Aksini iddia etmekle ilerliyordu zaman. Ben bir şizofrendim ve "aşk" halüsülasyonumdu benim. Aşk, dilimin döndüğü son noktaydı ve inkârımı gerektiriyordu. Giyotinler paklayamazdı bu suçu. Yok yok bir kabustu, uzun soluklu rüyalarımdan nefeslerimi çalan bir karabasan. Seslenemiyordum, sesim çıkmıyordu. O kadar bağırırken sadece susmuş oluyordum. Kim uyandıracak bu derin uykudan?
Aynaların karşısına geçip yüzlerce kez inkâr ediyordum. Neydi beni bu denli korkutan? Oysa aşk üç harflik bir yangındı. Yaksa yaksa en fazla bir mısramı yakardı, en fazla bir avuç düş çalardı dünyamdan, en fazla birkaç damla gözyaşı…
Yanlıştı bildiğim, kabulsüzlüğüm kadar saydamdı.
Üç harflik bir yangının kül ettiği hayatta oynuyorum rolümü. Saklıyorum senaryomu.
Aşkı aşk yapan neydi yar? Sen çıkıp gelmiştin, iç cebimdeki buruşuk kâğıtlar mı dile gelmişti? Sen çıkıp gelmiştin de aşk öyle mi anlamına kavuşmuştu? Peki hangi aşk tanımıydın sen? Bir yâr olmak aşkı tanımlamaya yetiyor muydu? Leyla da yârdı, Aslı da, Şirin de… Peki, hangisi daha fazla yârdı? Hangisi daha bir dolduruyordu aşk yapbozunu. Hangisi daha âşıktı? Ya da hangininki asıl “AŞK”tı?
Suskunluğum kaleme geldi vakitsiz bir mevsimde. Dilime aşkı doladım… Aşk bu kadar asimile olmuşken Leyla – Mecnun kalıplı sevda düşlerinden, ona konuşmam yersizdi. En yalın duruşumda dünyada, bilmeden gelmişti ömrüme. Ömrüm kabulsüzlüğündeydi ya hala. Ama buyur etmişti kapısından içeri. Bilmemişti bendeki büyüklüğünü. Bilmemişti içimin o yanını. Bilemeyecekti…
Zor bir kuşatmadaydı ömrüm. Ne kadar direnebilirdi? Zaman acıma aldırmadan geçiyordu hep.
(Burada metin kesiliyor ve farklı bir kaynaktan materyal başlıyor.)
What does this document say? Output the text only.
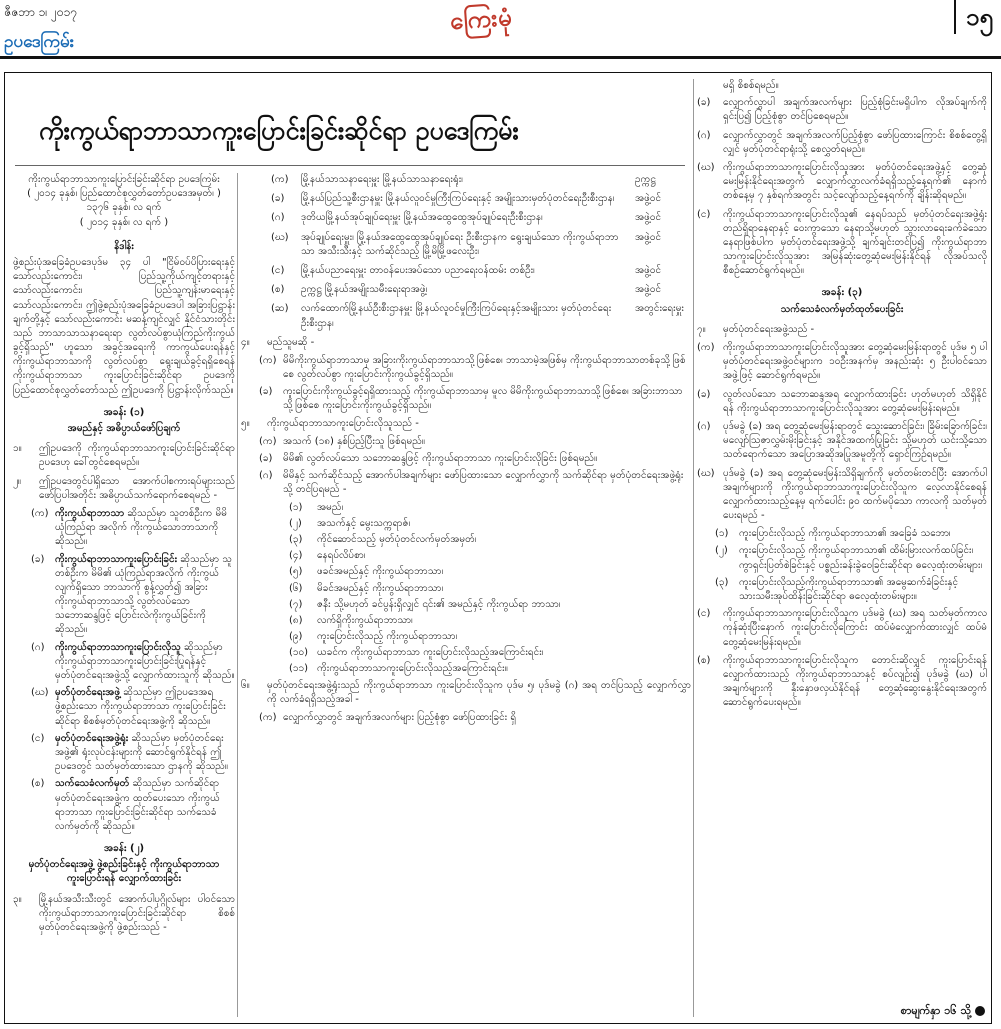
ဇီဇဘာ ၁၊ ၂၀၁၇	ကြေးမုံ	၁၅
ဥပဒေကြမ်း
ကိုးကွယ်ရာဘာသာကူးပြောင်းခြင်းဆိုင်ရာ ဥပဒေကြမ်း
ကိုးကွယ်ရာဘာသာကူးပြောင်းခြင်းဆိုင်ရာ ဥပဒေကြမ်း
( ၂၀၁၄ ခုနှစ်၊ ပြည်ထောင်စုလွှတ်တော်ဥပဒေအမှတ်၊ )
၁၃၇၆ ခုနှစ်၊ လ ရက်
( ၂၀၁၄ ခုနှစ်၊ လ ရက် )
နိဒါန်း

ဖွဲ့စည်းပုံအခြေခံဥပဒေပုဒ်မ ၃၄ ပါ "ငြိမ်ဝပ်ပိပြားရေးနှင့် သော်လည်းကောင်း၊ ပြည်သူ့ကိုယ်ကျင့်တရားနှင့် သော်လည်းကောင်း၊ ပြည်သူ့ကျန်းမာရေးနှင့် သော်လည်းကောင်း၊ ဤဖွဲ့စည်းပုံအခြေခံဥပဒေပါ အခြားပြဋ္ဌာန်းချက်တို့နှင့် သော်လည်းကောင်း မဆန့်ကျင်လျှင် နိုင်ငံသားတိုင်းသည် ဘာသာသာသနာရေးရာ လွတ်လပ်စွာယုံကြည်ကိုးကွယ်ခွင့်ရှိသည်" ဟူသော အခွင့်အရေးကို ကာကွယ်ပေးရန်နှင့် ကိုးကွယ်ရာဘာသာကို လွတ်လပ်စွာ ရွေးချယ်ခွင့်ရရှိစေရန် ကိုးကွယ်ရာဘာသာ ကူးပြောင်းခြင်းဆိုင်ရာ ဥပဒေကို ပြည်ထောင်စုလွှတ်တော်သည် ဤဥပဒေကို ပြဋ္ဌာန်းလိုက်သည်။

အခန်း (၁)
အမည်နှင့် အဓိပ္ပာယ်ဖော်ပြချက်
၁။	ဤဥပဒေကို ကိုးကွယ်ရာဘာသာကူးပြောင်းခြင်းဆိုင်ရာ ဥပဒေဟု ခေါ်တွင်စေရမည်။
၂။	ဤဥပဒေတွင်ပါရှိသော အောက်ပါစကားရပ်များသည် ဖော်ပြပါအတိုင်း အဓိပ္ပာယ်သက်ရောက်စေရမည် -
(က) ကိုးကွယ်ရာဘာသာ ဆိုသည်မှာ သူတစ်ဦးက မိမိယုံကြည်ရာ အလိုက် ကိုးကွယ်သောဘာသာကို ဆိုသည်။
(ခ)	ကိုးကွယ်ရာဘာသာကူးပြောင်းခြင်း ဆိုသည်မှာ သူတစ်ဦးက မိမိ၏ ယုံကြည်ရာအလိုက် ကိုးကွယ်လျက်ရှိသော ဘာသာကို စွန့်လွှတ်၍ အခြားကိုးကွယ်ရာဘာသာသို့ လွတ်လပ်သော သဘောဆန္ဒဖြင့် ပြောင်းလဲကိုးကွယ်ခြင်းကို ဆိုသည်။
(ဂ)	ကိုးကွယ်ရာဘာသာကူးပြောင်းလိုသူ ဆိုသည်မှာ ကိုးကွယ်ရာဘာသာကူးပြောင်းခြင်းပြုရန်နှင့် မှတ်ပုံတင်ရေးအဖွဲ့သို့ လျှောက်ထားသူကို ဆိုသည်။
(ဃ) မှတ်ပုံတင်ရေးအဖွဲ့ ဆိုသည်မှာ ဤဥပဒေအရ ဖွဲ့စည်းသော ကိုးကွယ်ရာဘာသာ ကူးပြောင်းခြင်းဆိုင်ရာ စိစစ်မှတ်ပုံတင်ရေးအဖွဲ့ကို ဆိုသည်။
(င)	မှတ်ပုံတင်ရေးအဖွဲ့ရုံး ဆိုသည်မှာ မှတ်ပုံတင်ရေးအဖွဲ့၏ ရုံးလုပ်ငန်းများကို ဆောင်ရွက်နိုင်ရန် ဤဥပဒေတွင် သတ်မှတ်ထားသော ဌာနကို ဆိုသည်။
(စ)	သက်သေခံလက်မှတ် ဆိုသည်မှာ သက်ဆိုင်ရာ မှတ်ပုံတင်ရေးအဖွဲ့က ထုတ်ပေးသော ကိုးကွယ်ရာဘာသာ ကူးပြောင်းခြင်းဆိုင်ရာ သက်သေခံလက်မှတ်ကို ဆိုသည်။
အခန်း (၂)
မှတ်ပုံတင်ရေးအဖွဲ့ ဖွဲ့စည်းခြင်းနှင့် ကိုးကွယ်ရာဘာသာကူးပြောင်းရန် လျှောက်ထားခြင်း
၃။	မြို့နယ်အသီးသီးတွင် အောက်ပါပုဂ္ဂိုလ်များ ပါဝင်သော ကိုးကွယ်ရာဘာသာကူးပြောင်းခြင်းဆိုင်ရာ စိစစ်မှတ်ပုံတင်ရေးအဖွဲ့ကို ဖွဲ့စည်းသည် -
(က)	မြို့နယ်သာသနာရေးမှူး မြို့နယ်သာသနာရေးရုံး၊	ဥက္ကဋ္ဌ
(ခ)	မြို့နယ်ပြည်သူ့စီးဌာနမှူး မြို့နယ်လူဝင်မှုကြီးကြပ်ရေးနှင့် အမျိုးသားမှတ်ပုံတင်ရေးဦးစီးဌာန၊	အဖွဲ့ဝင်
(ဂ)	ဒုတိယမြို့နယ်အုပ်ချုပ်ရေးမှူး မြို့နယ်အထွေထွေအုပ်ချုပ်ရေးဦးစီးဌာန၊	အဖွဲ့ဝင်
(ဃ)	အုပ်ချုပ်ရေးမှူး၊ မြို့နယ်အထွေထွေအုပ်ချုပ်ရေး ဦးစီးဌာနက ရွေးချယ်သော ကိုးကွယ်ရာဘာသာ အသီးသီးနှင့် သက်ဆိုင်သည့် မြို့မိမြို့ဖလေးဦး၊
အဖွဲ့ဝင်
(င)	မြို့နယ်ပညာရေးမှူး တာဝန်ပေးအပ်သော ပညာရေးဝန်ထမ်း တစ်ဦး၊	အဖွဲ့ဝင်
(စ)	ဥက္ကဋ္ဌ မြို့နယ်အမျိုးသမီးရေးရာအဖွဲ့၊	အဖွဲ့ဝင်
(ဆ)	လက်ထောက်မြို့နယ်ဦးစီးဌာနမှူး မြို့နယ်လူဝင်မှုကြီးကြပ်ရေးနှင့်အမျိုးသား မှတ်ပုံတင်ရေးဦးစီးဌာန၊
အတွင်းရေးမှူး
၄။	မည်သူမဆို -
(က) မိမိကိုးကွယ်ရာဘာသာမှ အခြားကိုးကွယ်ရာဘာသာသို့ဖြစ်စေ၊ ဘာသာမဲ့အဖြစ်မှ ကိုးကွယ်ရာဘာသာတစ်ခုသို့ဖြစ်စေ လွတ်လပ်စွာ ကူးပြောင်းကိုးကွယ်ခွင့်ရှိသည်။
(ခ)	ကူးပြောင်းကိုးကွယ်ခွင့်ရရှိထားသည့် ကိုးကွယ်ရာဘာသာမှ မူလ မိမိကိုးကွယ်ရာဘာသာသို့ဖြစ်စေ၊ အခြားဘာသာသို့ဖြစ်စေ ကူးပြောင်းကိုးကွယ်ခွင့်ရှိသည်။
၅။	ကိုးကွယ်ရာဘာသာကူးပြောင်းလိုသူသည် -
(က) အသက် (၁၈) နှစ်ပြည့်ပြီးသူ ဖြစ်ရမည်။
(ခ)	မိမိ၏ လွတ်လပ်သော သဘောဆန္ဒဖြင့် ကိုးကွယ်ရာဘာသာ ကူးပြောင်းလိုခြင်း ဖြစ်ရမည်။
(ဂ)	မိမိနှင့် သက်ဆိုင်သည့် အောက်ပါအချက်များ ဖော်ပြထားသော လျှောက်လွှာကို သက်ဆိုင်ရာ မှတ်ပုံတင်ရေးအဖွဲ့ရုံးသို့ တင်ပြရမည် -
(၁)	အမည်၊
(၂)	အသက်နှင့် မွေးသက္ကရာဇ်၊
(၃)	ကိုင်ဆောင်သည့် မှတ်ပုံတင်လက်မှတ်အမှတ်၊
(၄)	နေရပ်လိပ်စာ၊
(၅)	ဖခင်အမည်နှင့် ကိုးကွယ်ရာဘာသာ၊
(၆)	မိခင်အမည်နှင့် ကိုးကွယ်ရာဘာသာ၊
(၇)	ဇနီး သို့မဟုတ် ခင်ပွန်းရှိလျှင် ၎င်း၏ အမည်နှင့် ကိုးကွယ်ရာ ဘာသာ၊
(၈)	လက်ရှိကိုးကွယ်ရာဘာသာ၊
(၉)	ကူးပြောင်းလိုသည့် ကိုးကွယ်ရာဘာသာ၊
(၁၀) ယခင်က ကိုးကွယ်ရာဘာသာ ကူးပြောင်းလိုသည့်အကြောင်းရင်း၊
(၁၁) ကိုးကွယ်ရာဘာသာကူးပြောင်းလိုသည့်အကြောင်းရင်း။
၆။	မှတ်ပုံတင်ရေးအဖွဲ့ရုံးသည် ကိုးကွယ်ရာဘာသာ ကူးပြောင်းလိုသူက ပုဒ်မ ၅၊ ပုဒ်မခွဲ (ဂ) အရ တင်ပြသည့် လျှောက်လွှာကို လက်ခံရရှိသည့်အခါ -
(က) လျှောက်လွှာတွင် အချက်အလက်များ ပြည့်စုံစွာ ဖော်ပြထားခြင်း ရှိ

မရှိ စိစစ်ရမည်။

(ခ)	လျှောက်လွှာပါ အချက်အလက်များ ပြည့်စုံခြင်းမရှိပါက လိုအပ်ချက်ကို ရှင်းပြ၍ ပြည့်စုံစွာ တင်ပြစေရမည်။
(ဂ)	လျှောက်လွှာတွင် အချက်အလက်ပြည့်စုံစွာ ဖော်ပြထားကြောင်း စိစစ်တွေ့ရှိလျှင် မှတ်ပုံတင်ရာရုံးသို့ စေလွှတ်ရမည်။
(ဃ) ကိုးကွယ်ရာဘာသာကူးပြောင်းလိုသူအား မှတ်ပုံတင်ရေးအဖွဲ့နှင့် တွေ့ဆုံမေးမြန်းနိုင်ရေးအတွက် လျှောက်လွှာလက်ခံရရှိသည့်နေ့ရက်၏ နောက်တစ်နေ့မှ ၇ နှစ်ရက်အတွင်း သင့်လျော်သည့်နေ့ရက်ကို ချိန်းဆိုရမည်။
(င)	ကိုးကွယ်ရာဘာသာကူးပြောင်းလိုသူ၏ နေရပ်သည် မှတ်ပုံတင်ရေးအဖွဲ့ရုံး တည်ရှိရာနေရာနှင့် ဝေးကွာသော နေရာသို့မဟုတ် သွားလာရေးခက်ခဲသော နေရာဖြစ်ပါက မှတ်ပုံတင်ရေးအဖွဲ့သို့ ချက်ချင်းတင်ပြ၍ ကိုးကွယ်ရာဘာသာကူးပြောင်းလိုသူအား အမြန်ဆုံးတွေ့ဆုံမေးမြန်းနိုင်ရန် လိုအပ်သလို စီစဉ်ဆောင်ရွက်ရမည်။
အခန်း (၃)
သက်သေခံလက်မှတ်ထုတ်ပေးခြင်း
၇။	မှတ်ပုံတင်ရေးအဖွဲ့သည် -
(က) ကိုးကွယ်ရာဘာသာကူးပြောင်းလိုသူအား တွေ့ဆုံမေးမြန်းရာတွင် ပုဒ်မ ၅ ပါ မှတ်ပုံတင်ရေးအဖွဲ့ဝင်များက ၁၀ဦးအနက်မှ အနည်းဆုံး ၅ ဦးပါဝင်သော အဖွဲ့ဖြင့် ဆောင်ရွက်ရမည်။
(ခ)	လွတ်လပ်သော သဘောဆန္ဒအရ လျှောက်ထားခြင်း ဟုတ်မဟုတ် သိရှိနိုင်ရန် ကိုးကွယ်ရာဘာသာကူးပြောင်းလိုသူအား တွေ့ဆုံမေးမြန်းရမည်။
(ဂ)	ပုဒ်မခွဲ (ခ) အရ တွေ့ဆုံမေးမြန်းရာတွင် သွေးဆောင်ခြင်း၊ ခြိမ်းခြောက်ခြင်း၊ မလျော်သြဇာလွှမ်းမိုးခြင်းနှင့် အနိုင်အထက်ပြုခြင်း သို့မဟုတ် ယင်းသို့သောသတ်ရောက်သော အပြောအဆိုအပြုအမူတို့ကို ရှောင်ကြဉ်ရမည်။
(ဃ) ပုဒ်မခွဲ (ခ) အရ တွေ့ဆုံမေးမြန်းသိရှိချက်ကို မှတ်တမ်းတင်ပြီး အောက်ပါအချက်များကို ကိုးကွယ်ရာဘာသာကူးပြောင်းလိုသူက လေ့လာနိုင်စေရန် လျှောက်ထားသည့်နေ့မှ ရက်ပေါင်း ၉၀ ထက်မပိုသော ကာလကို သတ်မှတ်ပေးရမည် -
(၁)	ကူးပြောင်းလိုသည့် ကိုးကွယ်ရာဘာသာ၏ အခြေခံ သဘော၊
(၂)	ကူးပြောင်းလိုသည့် ကိုးကွယ်ရာဘာသာ၏ ထိမ်းမြားလက်ထပ်ခြင်း၊ ကွာရှင်းပြတ်စဲခြင်းနှင့် ပစ္စည်းခန်းခွဲဝေခြင်းဆိုင်ရာ ဓလေ့ထုံးတမ်းများ၊
(၃)	ကူးပြောင်းလိုသည့်ကိုးကွယ်ရာဘာသာ၏ အမွေဆက်ခံခြင်းနှင့် သားသမီးအုပ်ထိန်းခြင်းဆိုင်ရာ ဓလေ့ထုံးတမ်းများ။
(င)	ကိုးကွယ်ရာဘာသာကူးပြောင်းလိုသူက ပုဒ်မခွဲ (ဃ) အရ သတ်မှတ်ကာလကုန်ဆုံးပြီးနောက် ကူးပြောင်းလိုကြောင်း ထပ်မံလျှောက်ထားလျှင် ထပ်မံတွေ့ဆုံမေးမြန်းရမည်။
(စ)	ကိုးကွယ်ရာဘာသာကူးပြောင်းလိုသူက တောင်းဆိုလျှင် ကူးပြောင်းရန် လျှောက်ထားသည့် ကိုးကွယ်ရာဘာသာနှင့် စပ်လျဉ်း၍ ပုဒ်မခွဲ (ဃ) ပါ အချက်များကို နှီးနှောဖလှယ်နိုင်ရန် တွေ့ဆုံဆွေးနွေးနိုင်ရေးအတွက် ဆောင်ရွက်ပေးရမည်။
စာမျက်နှာ ၁၆ သို့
Ne halimi soranlara verilecek “iyiyim” cevabı kalıyordu dilimde, ne de avuçlarıma düşen gözyaşlarıma sunulacak bir “sebep”…
Oysa insanlar sebeplice ağlardı. Sorulunca birçok açıklaması olurdu. “Neden ağlıyorsun?” sorusuna muallâk bir cevap veriyordum hep; “hiçç”. Bir hiç kadardım, belki o nedenle hep hiç diye ağladım.
Varlığı yokluğuna denk düşüyordu. Kimi inandırabilirdim yaşadığına? Cismi yoktu. Bu yüzden ben bir şizofren bilindim ve aşk halüsülasyonumdu benim. Oysa vardı… Kendini bilmeden ne çok yazıldı, ne çok susuldu ve ne çok ağlandı…
Biliyorsun ki en çok sende acımıştım, en çok sende dem tutmuştu hüzünlerim. Ama sen olmasaydın bu kadar dayanamazdı yüreğim…
Kalemime sormadan yazmıştım bu kez… Adresi belliydi…
Beynimde bir hikâye kurguluyordum; genç her zorluğa rağmen aşkı seçiyordu aşktan habersiz. Ve susuyordu hep. Susmak ki bu düşe en çok yakışandı… Biliyordu… Susmalıydı ve büyümeliydi hep aşk yanından… Tek başına büyümeliydi… En söylenmemiş haliyle… Belki kız başka bir aşkın içinde ilerliyordu. Önemsizdi… Canına acıyı yamalardı sadece… Günler geçiyordu birbiri ardınca. Genç hayal kurmuyor, büyük düşlerin altına uzatmıyordu elini… Ezileceğinden emindi sanki. Günlerden bir gün genç şehrin hep yürüdüğü o sokağında yürüyordu. Baktığı yer canını acıtmıştı. Gördüğü aşktı ve aşkın yanında içinde ilerlediği aşkın faili vardı… En fazla bir mısraımı yakardı diyordu ya genç, ömrünü yakmıştı. Hepsi hepsi ateşten bir parça dokunmuştu yüreğine. Ve biliyordu artık, yarınlara eklediği dizeler hep ağlamaklı olacaktı. Diline ağıtlar dökmeye hakkı yoktu. Ki o aşktan habersiz aşkı seçmişti…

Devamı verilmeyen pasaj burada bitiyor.